Lorsqu’en 1900, nous étions 1,8 milliard d’individus, on avait estimé à 800 millions le nombre de personnes souffrant de la faim. 50 ans plus tard, nous étions 2,8 milliards d’individus et il y avait encore 800 millions de personnes. Même chose en l’an 2000 où la démographie a atteint 6,5 milliards d’individus et actuellement où nous sommes 7,6 milliards de personnes. Donc, il y a une sorte de fatalité par rapport à la faim, mais on peut aussi voir le bon côté des choses en disant que depuis l’an 1900, on a réussi à nourrir presque 6 milliards de plus de gens supplémentaires.
L’Europe qui avait historiquement des périodes de famine et de pénurie n’a plus faim. Les tickets de rationnement en France, c’était jusqu’en 1948, soit 3 ans après la Deuxième Guerre mondiale. Avec l’agriculture moderne depuis 1950, la production agricole a triplé en France.
On observe la même progression en Chine qui était le pays de la faim dans les années 50. Mao Zedong avait des idées folles comme la nationalisation de l’agriculture, mais cela a causé 10 millions de morts de faim. Maintenant, depuis Mao Zedong, la population chinoise est passée de 700 millions à 1,35 milliard. Il y a quand même cette chose assez extraordinaire, on mange beaucoup mieux dans la Chine de 1 milliard 350 millions d’habitants que quand il y avait 700 millions d’habitants. Il faut dire qu’ils ont fait des progrès absolument considérables en agriculture, en multipliant notamment par 9 leur production de blé et par 15 leur production de maïs.
On peut citer un autre exemple, le Vietnam. A la libération du Vietnam, c’était un pays exsangue qui n’était pas très bon dans l’agriculture. Aujourd’hui, le Vietnam est un grand pays exportateur de riz. Donc l’agriculture a connu des progrès considérables à l’échelle mondiale et il n’est pas normal qu’on n’arrive pas à éradiquer la faim.
L’ONU a été très optimiste en 2000 quand elle annonçait les objectifs du Millénaire pour le développement (OMD). Elle avait alors prévu de réduire de moitié, d’ici 2015, le nombre de personnes souffrant de la faim, c’est-à-dire passer de 800 millions à 400 millions. Cela a été un échec total. On est toujours à 800 millions d’individus souffrant de la faim.

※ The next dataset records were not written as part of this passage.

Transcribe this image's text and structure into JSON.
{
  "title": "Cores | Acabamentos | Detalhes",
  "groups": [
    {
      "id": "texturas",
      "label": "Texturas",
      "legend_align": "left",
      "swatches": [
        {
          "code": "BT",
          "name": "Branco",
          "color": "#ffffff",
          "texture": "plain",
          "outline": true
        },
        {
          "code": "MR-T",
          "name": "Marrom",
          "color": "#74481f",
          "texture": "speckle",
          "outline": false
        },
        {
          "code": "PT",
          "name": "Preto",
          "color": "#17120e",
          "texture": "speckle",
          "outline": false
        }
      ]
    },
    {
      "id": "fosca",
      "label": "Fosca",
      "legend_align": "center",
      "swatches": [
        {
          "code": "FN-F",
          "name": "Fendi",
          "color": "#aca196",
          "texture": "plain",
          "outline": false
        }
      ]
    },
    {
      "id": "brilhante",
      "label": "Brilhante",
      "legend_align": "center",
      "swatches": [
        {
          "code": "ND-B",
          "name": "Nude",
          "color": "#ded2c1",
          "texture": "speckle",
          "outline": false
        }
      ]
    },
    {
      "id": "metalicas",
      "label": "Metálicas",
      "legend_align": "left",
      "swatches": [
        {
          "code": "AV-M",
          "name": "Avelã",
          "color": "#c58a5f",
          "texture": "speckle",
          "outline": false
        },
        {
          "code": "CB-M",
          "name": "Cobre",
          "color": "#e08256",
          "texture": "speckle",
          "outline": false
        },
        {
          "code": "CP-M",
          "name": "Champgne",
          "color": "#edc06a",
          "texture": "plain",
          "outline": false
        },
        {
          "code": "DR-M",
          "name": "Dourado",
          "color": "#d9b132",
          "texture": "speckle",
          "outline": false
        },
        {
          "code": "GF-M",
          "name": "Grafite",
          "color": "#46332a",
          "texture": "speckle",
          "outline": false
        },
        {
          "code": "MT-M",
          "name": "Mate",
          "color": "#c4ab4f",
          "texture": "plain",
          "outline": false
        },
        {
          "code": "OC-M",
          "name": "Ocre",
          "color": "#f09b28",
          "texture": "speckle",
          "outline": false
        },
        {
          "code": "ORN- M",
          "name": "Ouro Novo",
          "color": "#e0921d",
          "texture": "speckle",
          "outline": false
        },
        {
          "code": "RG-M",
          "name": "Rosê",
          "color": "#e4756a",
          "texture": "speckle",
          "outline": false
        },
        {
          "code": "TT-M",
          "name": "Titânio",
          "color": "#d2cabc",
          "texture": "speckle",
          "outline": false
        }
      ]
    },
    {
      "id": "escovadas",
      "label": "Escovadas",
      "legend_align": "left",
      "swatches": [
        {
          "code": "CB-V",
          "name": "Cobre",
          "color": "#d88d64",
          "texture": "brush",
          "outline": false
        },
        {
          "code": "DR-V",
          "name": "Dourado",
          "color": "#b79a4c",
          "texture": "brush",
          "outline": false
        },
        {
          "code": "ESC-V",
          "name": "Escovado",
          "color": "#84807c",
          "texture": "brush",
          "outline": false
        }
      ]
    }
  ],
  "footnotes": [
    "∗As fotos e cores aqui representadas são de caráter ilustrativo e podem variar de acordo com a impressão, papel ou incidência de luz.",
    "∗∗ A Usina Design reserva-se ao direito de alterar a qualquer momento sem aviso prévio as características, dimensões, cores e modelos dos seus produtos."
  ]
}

AE : Quid de la situation du continent africain ?

BP : En Afrique subsaharienne, le nombre de gens qui ont faim ne cesse d’augmenter chaque année. C’est vrai que le nombre de riches augmente aussi, mais historiquement il faut aussi se rendre compte que le nombre de personnes qui ont faim ne cesse d’augmenter depuis 30 ans, chaque année, dans presque tous les pays d’Afrique. Paradoxalement, il y a un certain nombre de pays africains où la production agricole diminue. A Madagascar, par exemple, on produit moins de nourriture qu’au temps de la décolonisation. Ce n’est pas normal.

Après, on peut regarder la bouteille à moitié pleine en disant qu’il y a encore d’énormes réserves de productivité agricole en Afrique. On peut aussi la regarder à moitié vide, en s’interrogeant sur les raisons pour les lesquelles les pays africains n’arrivent pas à faire décoller le secteur agricole, à l’image des nations d’Amérique latine ou d’Asie qui touchent du doigt l’indépendance alimentaire.

Le cas de la République démocratique du Congo (RDC) reste très parlant. Si vous regardez dans le monde, la RDC est un peu l’équivalent africain du Brésil. Le Brésil est un très grand exportateur de matière première agricole et est en train d’éradiquer la faim. La RDC a pour vocation d’être l’un des grands pays producteurs agricoles et exportateurs agricoles du monde. Les agronomes disent qu’à son plein potentiel, la RDC pourrait produire de la nourriture pour 300 millions de personnes, voire 500 millions d’individus.
Et donc, si ça se trouve, le vrai concurrent potentiel du Brésil sur les marchés internationaux des matières premières agricoles, c’est la RDC. Mais ce n’est pas actuellement le cas. Déjà, la RDC devrait nourrir une bonne partie des autres populations du monde, ce qui n’est pas le cas.
La seule explication que je vois, c’est la grande richesse naturelle et la faiblesse de l’Etat avec le pays qui est quasiment en guerre civile permanente depuis la décolonisation. S’il y a une chose qui est claire, c’est qu’on ne peut pas à la fois, se faire la guerre et produire de la nourriture.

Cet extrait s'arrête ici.